# The molar mass of glucose is 180.16g/mol

A. How much glucose is needed to make 500 ml of a .44M (.44mol/1L) solution?
.44M/L=180.16x.44/100ml=79.27/1000=.07927x500=39.64g/mol/550ml?
B What volume of the .44M solution is needed to prepare 1L of a 5% glucose solution? Don't know where to start with this one..

## molarity=mass/molmass * 1/volumeinliters

mass=molarity*molmass*volumeinliters
= .44*180*.5 grams you do it

b. 5 precent by mass is what molarity?
one liter of 5 percent is /1000g ignoring that the dilute solution is slightly greater than 1000g per liter.
massin5 percent=50 grams.
molarity of that then= 50/180*1/1 = .28M

so you want to dilute it .44/.28 times?
.44/.28=1.57

which means one part original solution, .57 psrts water added.
What is one part? 1L/1.57 = 636ml of the stock solution

check my math.

## To calculate the volume of the .44M solution needed to prepare 1L of a 5% glucose solution, follow these steps:

Step 1: Calculate the amount of glucose needed in 1L of the 5% solution.
5% of 1L = 0.05 x 1000ml = 50g

Step 2: Calculate the moles of glucose needed.
Molar mass of glucose = 180.16g/mol
Moles of glucose = mass / molar mass
Moles of glucose = 50g / 180.16g/mol ≈ 0.277moles

Step 3: Calculate the volume of the .44M solution that contains 0.277moles of glucose.
Volume (L) = moles / molarity
Volume (L) = 0.277moles / 0.44mol/L ≈ 0.630L

Therefore, approximately 0.630L (or 630ml) of the .44M solution is needed to prepare 1L of a 5% glucose solution.

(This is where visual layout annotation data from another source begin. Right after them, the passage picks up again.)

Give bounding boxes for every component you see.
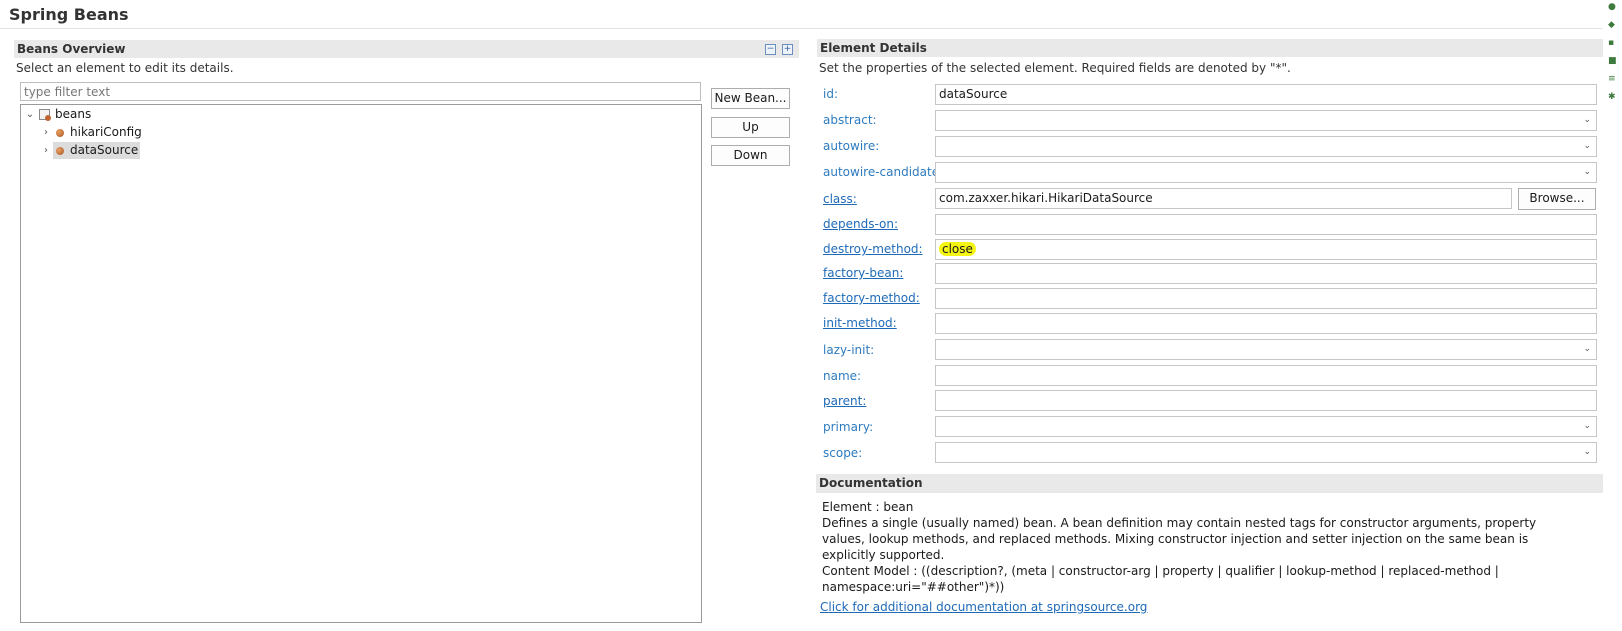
chevron-right-icon[interactable]: › xyxy=(39,124,53,141)
expand-all-icon[interactable]: + xyxy=(782,44,793,55)
factory-method-field[interactable] xyxy=(935,288,1597,309)
factory-bean-link[interactable]: factory-bean: xyxy=(823,265,903,281)
class-link[interactable]: class: xyxy=(823,191,857,207)
tree-item-label: beans xyxy=(55,107,92,121)
depends-on-link[interactable]: depends-on: xyxy=(823,216,898,232)
down-button[interactable]: Down xyxy=(711,145,790,166)
class-value: com.zaxxer.hikari.HikariDataSource xyxy=(939,191,1153,205)
toolbar-icon[interactable]: ■ xyxy=(1608,56,1617,66)
scope-label: scope: xyxy=(823,446,863,460)
documentation-link[interactable]: Click for additional documentation at sp… xyxy=(820,600,1147,614)
chevron-right-icon[interactable]: › xyxy=(39,142,53,159)
element-details-description: Set the properties of the selected eleme… xyxy=(819,61,1291,75)
toolbar-icon[interactable]: ◆ xyxy=(1608,20,1615,30)
beans-overview-description: Select an element to edit its details. xyxy=(16,61,234,75)
toolbar-icon[interactable]: ≡ xyxy=(1608,74,1616,84)
init-method-field[interactable] xyxy=(935,313,1597,334)
destroy-method-link[interactable]: destroy-method: xyxy=(823,241,923,257)
parent-field[interactable] xyxy=(935,390,1597,411)
beans-overview-title: Beans Overview xyxy=(17,42,126,56)
primary-select[interactable]: ⌄ xyxy=(935,416,1597,437)
chevron-down-icon: ⌄ xyxy=(1583,167,1591,177)
name-label: name: xyxy=(823,369,862,383)
documentation-title: Documentation xyxy=(819,476,923,490)
tree-item-label: hikariConfig xyxy=(70,125,142,139)
documentation-description: Defines a single (usually named) bean. A… xyxy=(822,516,1537,562)
factory-bean-field[interactable] xyxy=(935,263,1597,284)
init-method-link[interactable]: init-method: xyxy=(823,315,897,331)
documentation-header: Documentation xyxy=(816,474,1603,493)
spring-beans-editor: Spring Beans ● ◆ ▪ ■ ≡ ✱ Beans Overview … xyxy=(0,0,1622,631)
primary-label: primary: xyxy=(823,420,874,434)
lazy-init-select[interactable]: ⌄ xyxy=(935,339,1597,360)
autowire-select[interactable]: ⌄ xyxy=(935,136,1597,157)
abstract-label: abstract: xyxy=(823,113,877,127)
abstract-select[interactable]: ⌄ xyxy=(935,110,1597,131)
page-title: Spring Beans xyxy=(9,5,129,24)
chevron-down-icon: ⌄ xyxy=(1583,344,1591,354)
selected-item: dataSource xyxy=(53,142,141,159)
name-field[interactable] xyxy=(935,365,1597,386)
toolbar-icon[interactable]: ● xyxy=(1608,2,1616,12)
up-button[interactable]: Up xyxy=(711,117,790,138)
browse-button[interactable]: Browse... xyxy=(1518,188,1596,210)
element-details-header: Element Details xyxy=(817,39,1603,57)
filter-input[interactable] xyxy=(20,82,701,101)
toolbar-icon[interactable]: ✱ xyxy=(1608,92,1616,102)
autowire-label: autowire: xyxy=(823,139,880,153)
parent-link[interactable]: parent: xyxy=(823,393,866,409)
tree-item-beans[interactable]: ⌄ beans xyxy=(23,106,91,123)
destroy-method-value: close xyxy=(939,242,976,256)
element-details-title: Element Details xyxy=(820,41,927,55)
collapse-all-icon[interactable]: − xyxy=(765,44,776,55)
id-field[interactable]: dataSource xyxy=(935,84,1597,105)
lazy-init-label: lazy-init: xyxy=(823,343,875,357)
depends-on-field[interactable] xyxy=(935,214,1597,235)
page-header: Spring Beans xyxy=(0,0,1602,29)
id-value: dataSource xyxy=(939,87,1008,101)
chevron-down-icon[interactable]: ⌄ xyxy=(23,106,37,123)
chevron-down-icon: ⌄ xyxy=(1583,447,1591,457)
tree-item-hikariconfig[interactable]: › hikariConfig xyxy=(39,124,142,141)
new-bean-button[interactable]: New Bean... xyxy=(711,88,790,109)
class-field[interactable]: com.zaxxer.hikari.HikariDataSource xyxy=(935,188,1512,209)
chevron-down-icon: ⌄ xyxy=(1583,115,1591,125)
documentation-element: Element : bean xyxy=(822,500,914,514)
right-toolbar-strip: ● ◆ ▪ ■ ≡ ✱ xyxy=(1604,0,1622,631)
bean-icon xyxy=(56,128,64,137)
autowire-candidate-label: autowire-candidate: xyxy=(823,165,944,179)
tree-item-label: dataSource xyxy=(70,143,139,157)
chevron-down-icon: ⌄ xyxy=(1583,141,1591,151)
factory-method-link[interactable]: factory-method: xyxy=(823,290,920,306)
beans-tree[interactable]: ⌄ beans › hikariConfig › dataSource xyxy=(20,104,702,623)
id-label: id: xyxy=(823,87,838,101)
destroy-method-field[interactable]: close xyxy=(935,239,1597,260)
autowire-candidate-select[interactable]: ⌄ xyxy=(935,162,1597,183)
documentation-content-model: Content Model : ((description?, (meta | … xyxy=(822,564,1499,594)
beans-icon xyxy=(39,109,51,121)
scope-select[interactable]: ⌄ xyxy=(935,442,1597,463)
toolbar-icon[interactable]: ▪ xyxy=(1608,38,1614,48)
chevron-down-icon: ⌄ xyxy=(1583,421,1591,431)
beans-overview-header: Beans Overview xyxy=(14,40,799,58)
bean-icon xyxy=(56,146,64,155)
tree-item-datasource[interactable]: › dataSource xyxy=(39,142,141,159)
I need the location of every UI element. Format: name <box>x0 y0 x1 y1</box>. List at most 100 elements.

## To find the volume of the .44M solution needed to prepare 1L of a 5% glucose solution, you can follow these steps:

Step 1: Determine the molar mass of glucose.
Given that the molar mass of glucose is 180.16g/mol.

Step 2: Calculate the mass of glucose needed to make the 5% solution.
The term "5% glucose solution" means that there are 5g of glucose in 100ml of solution. Since we are preparing 1L (1000ml) of the solution, we can calculate the mass of glucose needed as:
Mass of glucose needed = (5g/100ml) x 1000 ml = 50g

Step 3: Calculate the moles of glucose needed.
Moles of glucose = Mass of glucose needed / Molar mass of glucose
Moles of glucose = 50g / 180.16g/mol = 0.277mol

Step 4: Use the molarity formula to find the volume of the .44M solution needed.
Molarity (M) = Moles (mol) / Volume (L)
0.44M = 0.277mol / Volume
Volume = 0.277mol / 0.44M
Volume = 0.630 L or 630 ml

So, to prepare 1L of a 5% glucose solution, you would need approximately 630 ml of the .44M solution.